Old Cheyenne Law Technically Bans Christmas Caroling In Public
In 1897, The City of Cheyenne passed an ordinance prohibiting public performances without a permit. 121 years later, singing Christmas carols in public could technically subject you to a $750 fine or six months in jail.
Municipal Code § 5.36.030 states:
"Persons desiring to deliver a public address or engage in singing or playing of musical instruments or give any other form of entertainment or advertise upon any streets, alleys, sidewalks or other thoroughfares or public property of the city must state the location for and the time when such address, entertainment or advertising is to be given and obtain a written permit from the mayor."

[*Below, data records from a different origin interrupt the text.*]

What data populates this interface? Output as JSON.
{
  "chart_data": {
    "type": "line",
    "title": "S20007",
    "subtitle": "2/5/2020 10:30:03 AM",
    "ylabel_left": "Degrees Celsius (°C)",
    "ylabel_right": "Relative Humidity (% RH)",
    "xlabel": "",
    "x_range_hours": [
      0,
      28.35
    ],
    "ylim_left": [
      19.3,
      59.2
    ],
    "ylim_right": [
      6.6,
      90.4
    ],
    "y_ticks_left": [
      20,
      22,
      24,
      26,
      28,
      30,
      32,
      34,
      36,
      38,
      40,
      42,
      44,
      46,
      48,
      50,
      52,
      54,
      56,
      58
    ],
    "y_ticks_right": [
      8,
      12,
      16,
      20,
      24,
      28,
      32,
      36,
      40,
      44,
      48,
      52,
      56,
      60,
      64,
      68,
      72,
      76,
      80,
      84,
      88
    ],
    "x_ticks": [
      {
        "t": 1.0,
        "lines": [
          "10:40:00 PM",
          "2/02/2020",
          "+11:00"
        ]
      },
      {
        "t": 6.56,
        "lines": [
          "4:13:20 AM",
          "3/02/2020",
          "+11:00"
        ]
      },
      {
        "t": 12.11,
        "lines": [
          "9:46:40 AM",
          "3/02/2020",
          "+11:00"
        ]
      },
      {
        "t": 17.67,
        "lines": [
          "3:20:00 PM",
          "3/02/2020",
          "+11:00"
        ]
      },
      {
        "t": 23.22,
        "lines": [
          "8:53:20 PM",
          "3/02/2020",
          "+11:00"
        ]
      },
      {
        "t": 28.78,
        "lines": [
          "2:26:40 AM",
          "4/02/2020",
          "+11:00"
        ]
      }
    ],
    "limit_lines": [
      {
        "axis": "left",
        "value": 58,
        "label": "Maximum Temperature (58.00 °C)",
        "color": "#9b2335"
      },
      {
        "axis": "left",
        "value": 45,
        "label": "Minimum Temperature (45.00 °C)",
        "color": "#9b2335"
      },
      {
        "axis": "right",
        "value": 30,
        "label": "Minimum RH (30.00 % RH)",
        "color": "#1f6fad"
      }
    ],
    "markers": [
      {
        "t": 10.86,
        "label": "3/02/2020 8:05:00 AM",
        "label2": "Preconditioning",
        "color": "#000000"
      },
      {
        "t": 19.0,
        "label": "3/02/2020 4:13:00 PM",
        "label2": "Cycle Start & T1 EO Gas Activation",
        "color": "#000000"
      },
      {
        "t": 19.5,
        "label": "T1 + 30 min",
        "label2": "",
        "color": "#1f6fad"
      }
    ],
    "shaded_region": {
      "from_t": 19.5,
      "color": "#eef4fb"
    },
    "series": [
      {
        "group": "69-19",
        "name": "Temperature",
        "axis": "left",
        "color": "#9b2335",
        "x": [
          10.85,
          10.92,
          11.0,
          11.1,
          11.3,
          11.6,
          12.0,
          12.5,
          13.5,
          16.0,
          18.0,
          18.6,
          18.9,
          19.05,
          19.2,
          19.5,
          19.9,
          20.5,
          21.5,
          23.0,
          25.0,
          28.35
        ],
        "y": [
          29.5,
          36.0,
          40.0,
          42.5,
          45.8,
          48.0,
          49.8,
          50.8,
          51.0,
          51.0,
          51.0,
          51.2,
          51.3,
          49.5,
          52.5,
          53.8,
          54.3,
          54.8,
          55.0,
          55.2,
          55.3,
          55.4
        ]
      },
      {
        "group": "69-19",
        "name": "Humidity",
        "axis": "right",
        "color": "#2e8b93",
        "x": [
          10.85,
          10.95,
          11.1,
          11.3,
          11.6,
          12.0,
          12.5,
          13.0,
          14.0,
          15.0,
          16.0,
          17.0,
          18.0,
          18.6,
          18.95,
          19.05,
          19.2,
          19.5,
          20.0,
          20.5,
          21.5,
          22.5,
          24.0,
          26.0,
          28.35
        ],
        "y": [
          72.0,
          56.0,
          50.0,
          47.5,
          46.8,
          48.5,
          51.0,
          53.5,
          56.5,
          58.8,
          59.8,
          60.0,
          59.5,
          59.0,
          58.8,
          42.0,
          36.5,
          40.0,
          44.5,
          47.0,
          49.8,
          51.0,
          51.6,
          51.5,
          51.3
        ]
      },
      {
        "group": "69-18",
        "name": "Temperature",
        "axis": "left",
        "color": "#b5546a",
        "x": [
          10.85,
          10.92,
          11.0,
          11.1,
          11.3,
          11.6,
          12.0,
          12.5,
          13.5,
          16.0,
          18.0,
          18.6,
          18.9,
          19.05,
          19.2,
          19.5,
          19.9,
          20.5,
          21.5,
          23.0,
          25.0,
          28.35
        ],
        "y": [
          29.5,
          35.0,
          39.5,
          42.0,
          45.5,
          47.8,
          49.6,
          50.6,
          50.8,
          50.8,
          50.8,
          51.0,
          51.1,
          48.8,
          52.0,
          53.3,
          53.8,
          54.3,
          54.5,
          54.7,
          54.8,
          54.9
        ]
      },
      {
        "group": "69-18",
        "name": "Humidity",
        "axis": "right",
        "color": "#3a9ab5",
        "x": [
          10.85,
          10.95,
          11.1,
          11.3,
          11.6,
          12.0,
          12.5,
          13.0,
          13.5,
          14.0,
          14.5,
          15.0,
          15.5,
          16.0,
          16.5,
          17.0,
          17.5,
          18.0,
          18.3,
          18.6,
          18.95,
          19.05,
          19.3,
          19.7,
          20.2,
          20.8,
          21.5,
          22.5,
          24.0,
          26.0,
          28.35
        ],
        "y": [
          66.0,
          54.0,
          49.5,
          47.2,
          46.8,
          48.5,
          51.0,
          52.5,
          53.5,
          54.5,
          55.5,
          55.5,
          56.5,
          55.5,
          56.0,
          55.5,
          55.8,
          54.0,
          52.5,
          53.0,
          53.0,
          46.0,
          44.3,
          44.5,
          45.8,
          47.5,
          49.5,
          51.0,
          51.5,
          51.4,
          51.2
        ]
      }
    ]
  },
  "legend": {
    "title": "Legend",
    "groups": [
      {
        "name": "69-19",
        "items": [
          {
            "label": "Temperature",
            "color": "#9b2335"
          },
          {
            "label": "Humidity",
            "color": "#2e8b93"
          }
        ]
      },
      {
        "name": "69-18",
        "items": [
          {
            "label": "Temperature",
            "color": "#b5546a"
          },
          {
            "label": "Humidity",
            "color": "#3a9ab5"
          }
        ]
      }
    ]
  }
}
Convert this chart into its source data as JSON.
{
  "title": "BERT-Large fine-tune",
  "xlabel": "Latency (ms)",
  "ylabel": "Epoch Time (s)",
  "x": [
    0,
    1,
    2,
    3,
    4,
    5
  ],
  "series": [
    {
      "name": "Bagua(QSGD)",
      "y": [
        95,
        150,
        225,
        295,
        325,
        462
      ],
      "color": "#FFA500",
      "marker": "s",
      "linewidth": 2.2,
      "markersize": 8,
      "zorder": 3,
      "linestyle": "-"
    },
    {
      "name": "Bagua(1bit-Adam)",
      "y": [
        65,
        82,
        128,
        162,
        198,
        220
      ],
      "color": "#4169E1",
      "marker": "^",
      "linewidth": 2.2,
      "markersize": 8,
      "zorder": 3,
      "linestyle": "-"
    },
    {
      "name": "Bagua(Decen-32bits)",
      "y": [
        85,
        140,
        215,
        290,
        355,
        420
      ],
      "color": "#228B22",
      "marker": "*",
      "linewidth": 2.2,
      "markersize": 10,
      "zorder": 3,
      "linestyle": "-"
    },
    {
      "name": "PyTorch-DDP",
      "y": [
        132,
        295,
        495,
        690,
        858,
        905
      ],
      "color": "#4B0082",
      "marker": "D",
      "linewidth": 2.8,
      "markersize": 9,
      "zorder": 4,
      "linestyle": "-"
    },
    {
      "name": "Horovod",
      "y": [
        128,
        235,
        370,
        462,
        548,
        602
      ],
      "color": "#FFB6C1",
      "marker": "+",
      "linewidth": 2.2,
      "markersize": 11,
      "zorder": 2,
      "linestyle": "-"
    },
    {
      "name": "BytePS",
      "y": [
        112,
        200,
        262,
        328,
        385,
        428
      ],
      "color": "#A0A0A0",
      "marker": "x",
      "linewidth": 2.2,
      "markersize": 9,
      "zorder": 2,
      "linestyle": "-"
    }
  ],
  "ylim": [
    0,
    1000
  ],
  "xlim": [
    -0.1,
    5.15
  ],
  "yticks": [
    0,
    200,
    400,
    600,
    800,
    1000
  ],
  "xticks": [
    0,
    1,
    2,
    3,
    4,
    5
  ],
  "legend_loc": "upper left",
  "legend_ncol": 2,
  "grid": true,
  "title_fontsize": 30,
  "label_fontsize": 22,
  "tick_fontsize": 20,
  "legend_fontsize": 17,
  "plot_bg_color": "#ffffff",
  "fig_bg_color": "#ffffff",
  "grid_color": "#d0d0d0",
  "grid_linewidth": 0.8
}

Although the statute was revised to allow street musicians to perform downtown, it's still illegal to sing on public property without a written permit.
"Would the Cheyenne Police Department arrest every member of an elementary school choir for belting out “Jingle Bells” in the Depot Plaza? Of course not," Anthony Viddard wrote in a 2016 Wyoming Liberty Group blog. "But, could a citizen wind up with a hefty citation for Christmas caroling on a public sidewalk? Under the current ordinance, yes, it is possible."
If someone was ticketed for unlawful singing in Cheyenne, the ordinance would likely be declared unconstitutional in court, according to Viddard.
"Bad laws aren’t always created with malicious intent; and the worse the law, the less likely it is to be enforced. However, we must all be vigilant of laws that stand even the slightest chance of limiting our constitutional liberties and fight to see them repealed," he argued.